Okay. Thanks. And then, just one more if I could squeeze it in. Would be on the breakdown between static and digital, is there any way to tell us maybe what the apples-to-apples was? Let’s just say what its static action actually grow if you consider some of the Billboard conversions to digital, and the backing out maybe some of the Billboards that you added. Is it directionally, can maybe give us direction? I mean, you may not have the exact answer, but, any color you could kind of give there to see just how the static business is performing, net of call it the conversions, et cetera.

Matthew Siegel

Analyst

Alright. Yes, it is Matt, I can give a try, but the numbers are very hard to calculate that way since we are converting on a relatively fluid basis what Jeremy had in his prepared remarks static is up 1% and very notable because we are taking most of their good players on an annual basis and putting them onto the digital team. So they are performing their 1% growth on a same store basis would likely look much, I know much higher, but notably higher if we kept all those players back in static. But since we are not - it is very hard to get comparable.
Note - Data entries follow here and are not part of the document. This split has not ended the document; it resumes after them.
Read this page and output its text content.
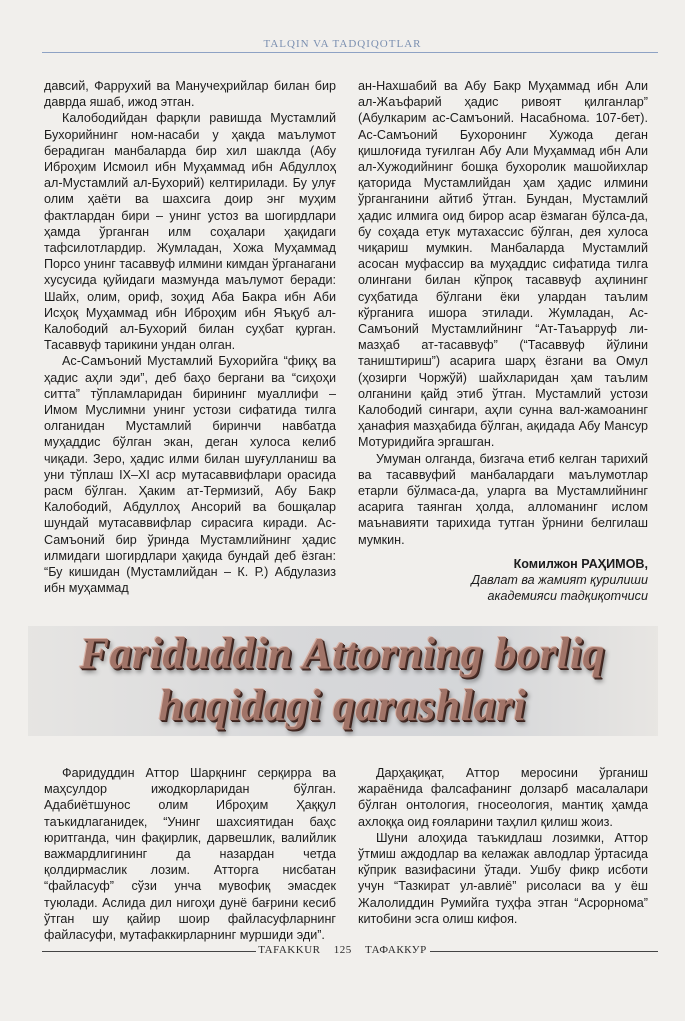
TALQIN VA TADQIQOTLAR

давсий, Фаррухий ва Манучеҳрийлар билан бир даврда яшаб, ижод этган.

Калободийдан фарқли равишда Мустамлий Бухорийнинг ном-насаби у ҳақда маълумот берадиган манбаларда бир хил шаклда (Абу Иброҳим Исмоил ибн Муҳаммад ибн Абдуллоҳ ал-Мустамлий ал-Бухорий) келтирилади. Бу улуғ олим ҳаёти ва шахсига доир энг муҳим фактлардан бири – унинг устоз ва шогирдлари ҳамда ўрганган илм соҳалари ҳақидаги тафсилотлардир. Жумладан, Хожа Муҳаммад Порсо унинг тасаввуф илмини кимдан ўрганагани хусусида қуйидаги мазмунда маълумот беради: Шайх, олим, ориф, зоҳид Аба Бакра ибн Аби Исҳоқ Муҳаммад ибн Иброҳим ибн Яъқуб ал-Калободий ал-Бухорий билан суҳбат қурган. Тасаввуф тарикини ундан олган.

Ас-Самъоний Мустамлий Бухорийга “фиқҳ ва ҳадис аҳли эди”, деб баҳо бергани ва “сиҳоҳи ситта” тўпламларидан бирининг муаллифи – Имом Муслимни унинг устози сифатида тилга олганидан Мустамлий биринчи навбатда муҳаддис бўлган экан, деган хулоса келиб чиқади. Зеро, ҳадис илми билан шуғулланиш ва уни тўплаш IX–XI аср мутасаввифлари орасида расм бўлган. Ҳаким ат-Термизий, Абу Бакр Калободий, Абдуллоҳ Ансорий ва бошқалар шундай мутасаввифлар сирасига киради. Ас-Самъоний бир ўринда Мустамлийнинг ҳадис илмидаги шогирдлари ҳақида бундай деб ёзган: “Бу кишидан (Мустамлийдан – К. Р.) Абдулазиз ибн муҳаммад

ан-Нахшабий ва Абу Бакр Муҳаммад ибн Али ал-Жаъфарий ҳадис ривоят қилганлар” (Абулкарим ас-Самъоний. Насабнома. 107-бет). Ас-Самъоний Бухоронинг Хужода деган қишлоғида туғилган Абу Али Муҳаммад ибн Али ал-Хужодийнинг бошқа бухоролик машойихлар қаторида Мустамлийдан ҳам ҳадис илмини ўрганганини айтиб ўтган. Бундан, Мустамлий ҳадис илмига оид бирор асар ёзмаган бўлса-да, бу соҳада етук мутахассис бўлган, дея хулоса чиқариш мумкин. Манбаларда Мустамлий асосан муфассир ва муҳаддис сифатида тилга олингани билан кўпроқ тасаввуф аҳлининг суҳбатида бўлгани ёки улардан таълим кўрганига ишора этилади. Жумладан, Ас-Самъоний Мустамлийнинг “Ат-Таъарруф ли-мазҳаб ат-тасаввуф” (“Тасаввуф йўлини таништириш”) асарига шарҳ ёзгани ва Омул (ҳозирги Чоржўй) шайхларидан ҳам таълим олганини қайд этиб ўтган. Мустамлий устози Калободий сингари, аҳли сунна вал-жамоанинг ҳанафия мазҳабида бўлган, ақидада Абу Мансур Мотуридийга эргашган.

Умуман олганда, бизгача етиб келган тарихий ва тасаввуфий манбалардаги маълумотлар етарли бўлмаса-да, уларга ва Мустамлийнинг асарига таянган ҳолда, алломанинг ислом маънавияти тарихида тутган ўрнини белгилаш мумкин.

Комилжон РАҲИМОВ,
Давлат ва жамият қурилиши
академияси тадқиқотчиси
Fariduddin Attorning borliq
haqidagi qarashlari

Фаридуддин Аттор Шарқнинг серқирра ва маҳсулдор ижодкорларидан бўлган. Адабиётшунос олим Иброҳим Ҳаққул таъкидлаганидек, “Унинг шахсиятидан баҳс юритганда, чин фақирлик, дарвешлик, валийлик важмардлигининг да назардан четда қолдирмаслик лозим. Атторга нисбатан “файласуф” сўзи унча мувофиқ эмасдек туюлади. Аслида дил нигоҳи дунё бағрини кесиб ўтган шу қайир шоир файласуфларнинг файласуфи, мутафаккирларнинг муршиди эди”.

Дарҳақиқат, Аттор меросини ўрганиш жараёнида фалсафанинг долзарб масалалари бўлган онтология, гносеология, мантиқ ҳамда ахлоққа оид ғояларини таҳлил қилиш жоиз.

Шуни алоҳида таъкидлаш лозимки, Аттор ўтмиш аждодлар ва келажак авлодлар ўртасида кўприк вазифасини ўтади. Ушбу фикр исботи учун “Тазкират ул-авлиё” рисоласи ва у ёш Жалолиддин Румийга туҳфа этган “Асрорнома” китобини эсга олиш кифоя.

TAFAKKUR 125 ТАФАККУР
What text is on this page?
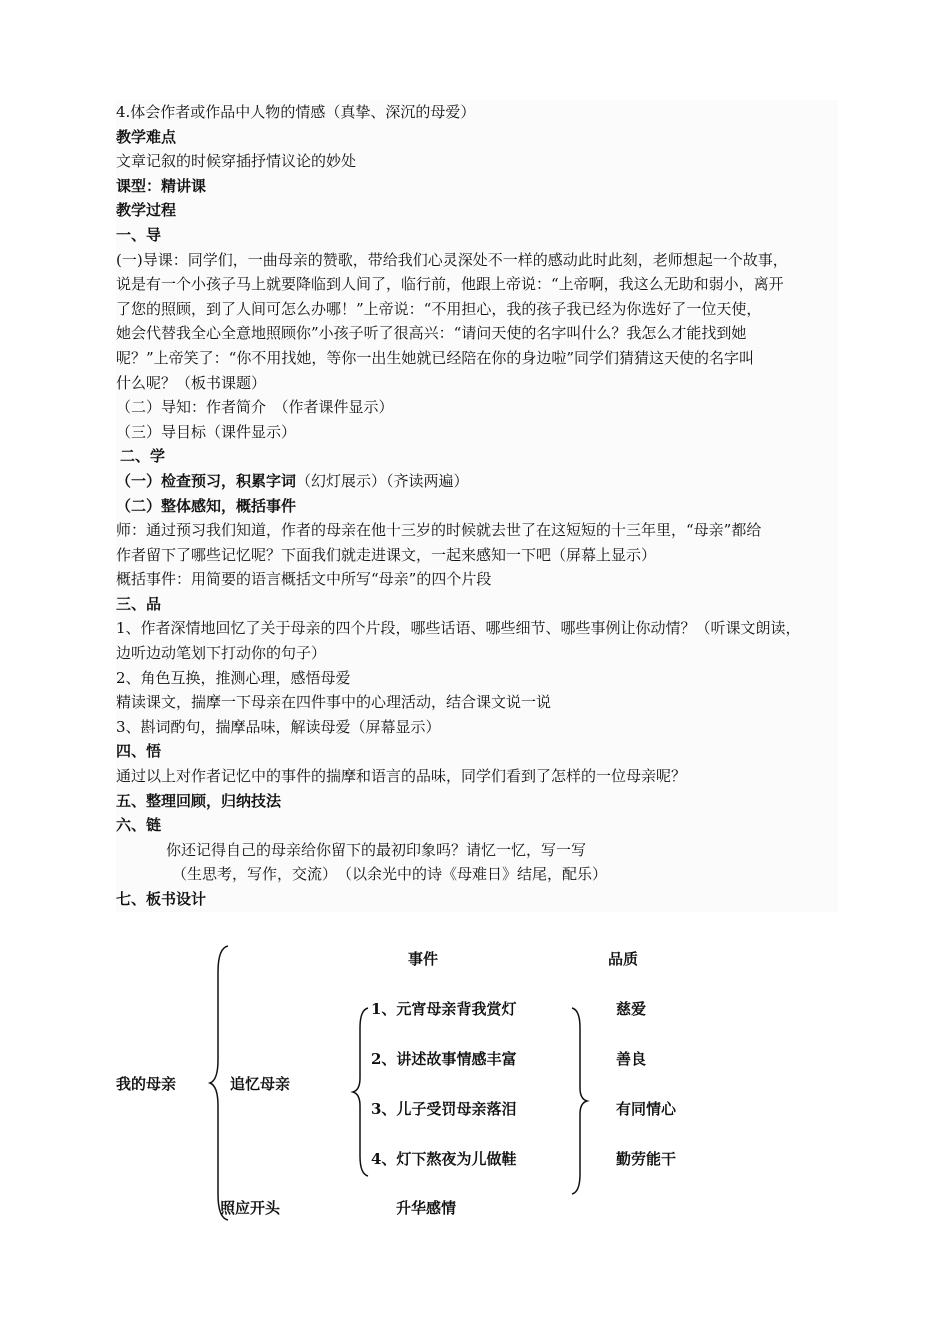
4.体会作者或作品中人物的情感（真挚、深沉的母爱）

教学难点

文章记叙的时候穿插抒情议论的妙处

课型：精讲课

教学过程

一、导

(一)导课：同学们，一曲母亲的赞歌，带给我们心灵深处不一样的感动此时此刻，老师想起一个故事，

说是有一个小孩子马上就要降临到人间了，临行前，他跟上帝说：“上帝啊，我这么无助和弱小，离开

了您的照顾，到了人间可怎么办哪！”上帝说：“不用担心，我的孩子我已经为你选好了一位天使，

她会代替我全心全意地照顾你”小孩子听了很高兴：“请问天使的名字叫什么？我怎么才能找到她

呢？”上帝笑了：“你不用找她，等你一出生她就已经陪在你的身边啦”同学们猜猜这天使的名字叫

什么呢？（板书课题）

（二）导知：作者简介　（作者课件显示）

（三）导目标（课件显示）

二、学

（一）检查预习，积累字词（幻灯展示）（齐读两遍）

（二）整体感知，概括事件

师：通过预习我们知道，作者的母亲在他十三岁的时候就去世了在这短短的十三年里，“母亲”都给

作者留下了哪些记忆呢？下面我们就走进课文，一起来感知一下吧（屏幕上显示）

概括事件：用简要的语言概括文中所写“母亲”的四个片段

三、品

1、作者深情地回忆了关于母亲的四个片段，哪些话语、哪些细节、哪些事例让你动情？（听课文朗读，

边听边动笔划下打动你的句子）

2、角色互换，推测心理，感悟母爱

精读课文，揣摩一下母亲在四件事中的心理活动，结合课文说一说

3、斟词酌句，揣摩品味，解读母爱（屏幕显示）

四、悟

通过以上对作者记忆中的事件的揣摩和语言的品味，同学们看到了怎样的一位母亲呢？

五、整理回顾，归纳技法

六、链

你还记得自己的母亲给你留下的最初印象吗？请忆一忆，写一写

（生思考，写作，交流）　（以余光中的诗《母难日》结尾，配乐）

七、板书设计

事件	品质
我的母亲	追忆母亲
1、元宵母亲背我赏灯
2、讲述故事情感丰富
3、儿子受罚母亲落泪
4、灯下熬夜为儿做鞋
慈爱
善良
有同情心
勤劳能干
照应开头	升华感情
Same store calculation.

Jeremy Male

Analyst

I think the other one. Just adding onto that, Ian, is that, when you have a portfolio of 40,000 Billboards, obviously there is a lot of ins and outs, do you know what I mean. All the way through across that. So, as I say, I think, the way we have just described it probably gives you the best feel for how we believe the selling businesses performing like slightly ahead of about 1%.

Operator

Operator

And at this time there are no further questions. I will turn the call back to Jeremy for closing remarks.

Jeremy Male

Analyst

Thanks operator. And thanks everyone for joining our call today. I look forward to meeting with many of you at various conferences over the coming months, but for those who I don’t enjoy the rest of the summer and we look forward to presenting our Q3 results to you in November. Thank you again.

Operator

Operator

This concludes the Outfront second quarter 2023 earnings conference call. Thank you for your participation. You may now disconnect.